Забыла, что частичная трансформация здорово прочищает мозги. И… кровь. Теперь пятно было ярким и будто светилось… нет, не будто. Оно и вправду светилось. Слабо, но отчетливо. И стало быть, кому бы кровь ни принадлежала, человек этот был магом.
А теперь…
Я не возьму тонкий след, да. Но обычный – вполне. И… вдох. Воздух… запахов много, старых и новых. Но я привычно отсекаю лишние, выделяя
Легкий.
Цветочный почти… цветы выползают в середине марта, а на побережье и того раньше. Может, он за цветами полез?
Для кого?
Пятнадцать лет – возраст влюбленности и… нет. Если бы за цветами и упал, не было бы сломанной шеи, вскрытой артерии и крови, которую кто-то… вытянул?
Выпил?
Мутит. Но если так, то… вариант один на самом деле. Игла? Иглу бы воткнули в сосуд, и нож бы не понадобился. Да и след она оставила бы куда как менее заметный. А значит, иглы не было.
А был нож и…
Кровь не идет. Сердце ведь остановилось. Как её вытянуть?
То-то и оно.
На всякий случай, раз уж вышло так, я обнюхала и Мишку, от которого привычно пахло морем. Оно, поганое, сожрало все прочие ароматы. И с одежды тоже.
И с денег.
Осталось только вот это крохотное пятнышко, которое светилось… оно не случайно попало.

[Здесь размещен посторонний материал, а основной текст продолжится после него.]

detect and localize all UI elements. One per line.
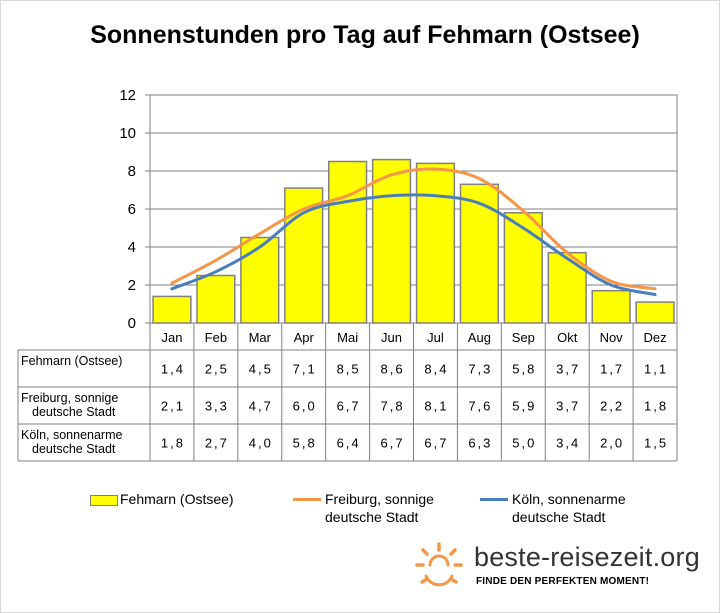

– Мне можно поворачиваться? – светским тоном осведомился Бекшеев, отчего сразу захотелось клацнуть зубами над ухом.
А Одинцов никогда не спрашивал. Молча стоял и ждал разрешения.
Естественно, когда ситуация то позволяла… а большей частью всем было не до церемоний. И… назад это еще поганей. Уже однажды обожженная кожа снова слезает. И кости… я каждую чувствую. А нам обещали, что со временем пройдет. Ну или притерпимся. Только ни хрена не получалось притерпеваться. И не только у меня.
Ну да…
– Можно, - просипела я, пытаясь как-то вернуть лицо на место. Вот всякий раз потом долго не могла отделаться от ощущения, что оно все-таки поползло.
Бекшеев молча протянул белоснежный платок.
– Кровь? – трогать этакую красоту было совестно.
– Немного.
– Бывает… это не страшно.
– Как сказать.
Он, сообразив, что брать платок я не стану, шагнул и просто провел им по лбу.
– Сосуды… то ли не выдерживают перемен, то ли не успевают. Что-то там они «не», ну и потом пот с кровью.
Красное на белом выделялось ярко.
– И… получилось? Точнее, что получилось? – он не стал отворачиваться. А платок я забрала. Все одно грязный.
– Что-то получилось. Это кровь точно не Мишки. Одаренного. И сильного.
– Насколько?
– Сутки в морской воде, если не больше. А она светится. И… запах яркий тоже. Я почти ничего уже не могу, - признаваться в собственной слабости было тяжело, пусть даже мозгоправ, который должен был бы помочь нам вернуться в мирную жизнь, и уверял, что слабость – это очень даже нормально.
По-человечески.
Вот только людьми мы больше не были.
– То есть, его убил очень сильный одаренный?
Я кивнула.
И тоже задумалась. И готова поклясться, что знаю, что за мысли бродили в Бекшеевской голове. Сильный одаренный. Умелый убийца.